Tx. Sup. Ct. Holds Cities Can Lose Right to Interlocutory Appeal.
Below is a Texas Supreme Court case of interest to municipal attorneys and litigators.
The City of Houston issued a demolition permit to a neighbor of Kenneth S. Jones. While performing work under the permit the neighbor destroyed part of Jones’s home. Jones sued the City. They entered into a settlement agreement, but Jones argued the City breached the agreement and sued again. City filed PTJ based on contractual immunity which went before the TXSC once before where the court held the “sue and be sued” language in the charter did not waive sovereign immunity. Case was remanded. On remand City filed a PTJ (2006), which was implicitly denied because the court granted partial summary judgment for Jones on liability. The City did not appeal this implicit denial. Jones died and the case was transferred to probate court where the City filed a substantially similar PTJ as the 2006, which was denied. City filed interlocutory appeal.

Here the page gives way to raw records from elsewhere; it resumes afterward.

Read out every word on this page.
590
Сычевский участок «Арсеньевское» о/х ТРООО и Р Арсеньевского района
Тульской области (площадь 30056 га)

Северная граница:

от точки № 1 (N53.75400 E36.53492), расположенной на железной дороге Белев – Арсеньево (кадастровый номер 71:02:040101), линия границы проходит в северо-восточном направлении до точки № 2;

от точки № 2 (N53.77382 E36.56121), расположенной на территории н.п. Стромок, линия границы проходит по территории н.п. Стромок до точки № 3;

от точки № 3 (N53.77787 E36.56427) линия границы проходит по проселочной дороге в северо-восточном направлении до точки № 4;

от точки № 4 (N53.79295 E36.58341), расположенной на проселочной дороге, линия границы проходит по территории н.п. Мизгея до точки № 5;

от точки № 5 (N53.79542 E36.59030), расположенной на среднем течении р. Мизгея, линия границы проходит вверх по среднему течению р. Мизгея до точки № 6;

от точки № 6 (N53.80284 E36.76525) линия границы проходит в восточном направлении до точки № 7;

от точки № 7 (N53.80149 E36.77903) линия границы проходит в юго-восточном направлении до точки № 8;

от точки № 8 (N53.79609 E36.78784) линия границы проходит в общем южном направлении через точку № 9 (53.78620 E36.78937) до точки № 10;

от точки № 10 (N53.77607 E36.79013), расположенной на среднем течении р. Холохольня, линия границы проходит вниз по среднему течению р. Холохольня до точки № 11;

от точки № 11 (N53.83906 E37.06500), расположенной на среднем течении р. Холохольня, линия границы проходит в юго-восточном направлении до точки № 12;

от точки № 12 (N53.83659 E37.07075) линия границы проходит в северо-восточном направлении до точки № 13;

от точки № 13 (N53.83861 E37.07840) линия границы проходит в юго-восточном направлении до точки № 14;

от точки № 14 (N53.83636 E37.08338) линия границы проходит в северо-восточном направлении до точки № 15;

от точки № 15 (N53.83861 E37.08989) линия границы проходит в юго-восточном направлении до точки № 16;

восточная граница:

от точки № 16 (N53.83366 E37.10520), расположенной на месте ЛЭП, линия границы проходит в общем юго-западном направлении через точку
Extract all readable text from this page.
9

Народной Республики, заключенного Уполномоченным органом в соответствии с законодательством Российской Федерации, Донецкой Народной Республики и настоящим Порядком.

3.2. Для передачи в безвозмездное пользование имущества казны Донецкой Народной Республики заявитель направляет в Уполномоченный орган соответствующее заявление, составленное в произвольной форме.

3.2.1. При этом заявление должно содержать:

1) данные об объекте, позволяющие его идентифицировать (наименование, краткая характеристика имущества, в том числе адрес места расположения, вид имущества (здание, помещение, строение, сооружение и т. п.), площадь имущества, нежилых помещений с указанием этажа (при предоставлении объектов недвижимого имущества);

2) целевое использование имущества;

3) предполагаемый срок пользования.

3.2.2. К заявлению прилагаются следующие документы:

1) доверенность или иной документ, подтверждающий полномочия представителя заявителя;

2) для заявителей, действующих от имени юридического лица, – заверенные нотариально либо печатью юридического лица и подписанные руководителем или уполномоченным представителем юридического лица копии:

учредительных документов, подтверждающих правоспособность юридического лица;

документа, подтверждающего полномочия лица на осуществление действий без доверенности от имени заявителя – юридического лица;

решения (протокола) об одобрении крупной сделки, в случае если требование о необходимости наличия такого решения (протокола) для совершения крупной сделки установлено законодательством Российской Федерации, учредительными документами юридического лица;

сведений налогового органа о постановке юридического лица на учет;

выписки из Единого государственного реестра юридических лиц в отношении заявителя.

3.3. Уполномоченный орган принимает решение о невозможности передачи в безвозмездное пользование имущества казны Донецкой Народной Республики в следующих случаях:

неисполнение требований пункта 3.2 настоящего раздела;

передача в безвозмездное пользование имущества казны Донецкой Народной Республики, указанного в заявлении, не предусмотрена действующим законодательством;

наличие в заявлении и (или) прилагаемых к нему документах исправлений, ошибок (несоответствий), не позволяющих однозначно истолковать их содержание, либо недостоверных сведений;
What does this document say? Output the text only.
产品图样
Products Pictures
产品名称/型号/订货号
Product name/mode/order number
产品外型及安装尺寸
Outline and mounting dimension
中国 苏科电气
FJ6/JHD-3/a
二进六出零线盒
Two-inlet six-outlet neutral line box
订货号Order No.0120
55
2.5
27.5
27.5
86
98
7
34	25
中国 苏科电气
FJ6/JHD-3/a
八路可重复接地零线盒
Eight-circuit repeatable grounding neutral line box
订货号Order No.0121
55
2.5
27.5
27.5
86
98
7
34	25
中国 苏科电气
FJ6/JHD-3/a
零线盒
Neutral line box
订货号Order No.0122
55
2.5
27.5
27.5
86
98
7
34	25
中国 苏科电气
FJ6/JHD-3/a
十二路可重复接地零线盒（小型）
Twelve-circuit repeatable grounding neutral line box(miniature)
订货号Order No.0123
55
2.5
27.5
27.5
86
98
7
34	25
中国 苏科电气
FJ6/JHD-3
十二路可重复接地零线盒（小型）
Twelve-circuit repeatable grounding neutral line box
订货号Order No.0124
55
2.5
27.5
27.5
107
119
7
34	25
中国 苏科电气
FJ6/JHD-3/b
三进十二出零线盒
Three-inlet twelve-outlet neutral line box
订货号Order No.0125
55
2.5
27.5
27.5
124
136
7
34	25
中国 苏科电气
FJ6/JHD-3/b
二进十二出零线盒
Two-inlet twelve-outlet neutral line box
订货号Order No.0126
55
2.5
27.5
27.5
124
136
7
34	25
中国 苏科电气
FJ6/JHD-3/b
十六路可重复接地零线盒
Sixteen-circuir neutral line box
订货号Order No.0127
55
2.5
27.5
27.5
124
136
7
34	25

The Court held that while a lack of jurisdiction cannot procedurally be waived, the appellate court’s jurisdiction to hear an interlocutory appeal under Tex. Civ. Prac. & Rem Code §51.014 can be. That section is a narrow exception to the principal that a COA can only hear appeals from a final judgment. Essentially, what the court is saying is whether this latest PTJ was properly denied is not before the COA because the COA has lost interlocutory jurisdiction to hear anything and cannot until it is an appeal from a final order. This case also stands for the position that you can lose your right to interlocutory appeal for any ruling which could qualify as an implicit denial. This, turned sideways a little, can open up the ability for more interlocutory appeals as (with a few exceptions) any ruling which has the effect of asserting a trial court’s jurisdiction over a city could be appealable if a PTJ has previously been filed.